I am currently developing a search engine specifically for recipes.
As a start, I am only targetting the belgian market (since I am from Belgium myself)
Since a couple of years television cooks and cooking shows are a booming business in Belgium.
A natural consequence of that is that there are millions of recipe sites.
This all seems very nice and all, but they all work separately. None of these recipe sites link to each other, so if you're looking to make a certain dish, you have to go over a whole list of bookmarks to see all the different recipes they have to offer.
The intention I have with my website is to make all the other websites searchable.
This way, you can go to a single webpage and find all the different recipes for the dish you want to cook in one place! Now wouldn't that be nice :-)
On this blog, I will let you people in on the progress of the creation of the website (or sometimes, the attempt at progress :-))
At the moment, the site hasn't launched yet, but I have been working on it on and off for the last couple of months. When it's finished, you'll be able to visit it at moam.be.
You probably all think that moambe is a really strange name.

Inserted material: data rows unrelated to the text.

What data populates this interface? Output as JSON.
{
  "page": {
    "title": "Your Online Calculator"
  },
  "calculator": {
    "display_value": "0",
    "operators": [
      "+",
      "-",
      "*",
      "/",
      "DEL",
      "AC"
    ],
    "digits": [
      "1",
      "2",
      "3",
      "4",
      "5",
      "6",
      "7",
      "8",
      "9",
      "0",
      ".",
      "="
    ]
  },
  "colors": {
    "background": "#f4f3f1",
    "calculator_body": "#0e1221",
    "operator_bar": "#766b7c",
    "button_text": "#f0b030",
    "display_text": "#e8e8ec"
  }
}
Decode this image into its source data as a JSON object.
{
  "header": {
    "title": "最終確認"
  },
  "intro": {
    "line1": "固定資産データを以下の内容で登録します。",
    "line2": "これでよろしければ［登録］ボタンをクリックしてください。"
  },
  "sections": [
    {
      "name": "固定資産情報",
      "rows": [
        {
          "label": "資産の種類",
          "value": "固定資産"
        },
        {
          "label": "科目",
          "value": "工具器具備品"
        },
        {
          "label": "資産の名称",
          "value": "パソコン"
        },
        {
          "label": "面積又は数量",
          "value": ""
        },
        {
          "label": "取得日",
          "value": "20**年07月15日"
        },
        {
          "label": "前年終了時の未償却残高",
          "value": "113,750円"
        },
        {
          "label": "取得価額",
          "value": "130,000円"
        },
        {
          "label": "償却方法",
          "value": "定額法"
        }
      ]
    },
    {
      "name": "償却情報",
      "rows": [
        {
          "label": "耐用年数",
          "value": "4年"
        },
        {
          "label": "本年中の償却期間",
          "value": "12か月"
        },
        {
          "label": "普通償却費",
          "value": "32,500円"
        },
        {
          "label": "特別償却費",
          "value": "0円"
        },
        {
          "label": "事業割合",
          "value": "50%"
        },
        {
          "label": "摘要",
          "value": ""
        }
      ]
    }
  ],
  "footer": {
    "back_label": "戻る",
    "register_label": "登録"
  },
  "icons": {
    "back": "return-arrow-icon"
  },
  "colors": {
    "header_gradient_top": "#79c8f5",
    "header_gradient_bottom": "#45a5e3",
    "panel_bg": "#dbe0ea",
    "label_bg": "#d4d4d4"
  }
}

Well, you're right, it is a strange name!
Since I'm just targetting Belgium for now, I naturally wanted a .be TLD.
I also wanted a domain name where the TLD is part of the website name
(you know, like mojolicio.us or youtu.be)
After a bit of thinking I came up with moam.be derived from the traditional congolese dish moambe.
The technology used to develop the site is currently:
- Perl: My favorite language :-)
- Mojolicious is at the base of moam.be
- Mojo is also used separately in the back-end
- Moose is also used extensively (more specifically, everything is made via MooseX::Declare)
- Strawberry perl is my distribution
- For testing I use
- CouchDB: A NoSQL database
- jQuery is used in the front-end
- ElasticSearch is used as search engine
- All images are created and manipulated with the GIMP
- For version control, I use mercurial hosted on bitbucket
- And finally: my editor of choice is emacs
The basic architecture of the application looks like this
There is a server side program (the crawler) that crawls all the recipe websites (for now that's just zesta.be and njam.tv, but that list should become a lot larger over time) for each recipesite I write a separate crawler that scrapes the site and normalizes the recipe to an internal data structure.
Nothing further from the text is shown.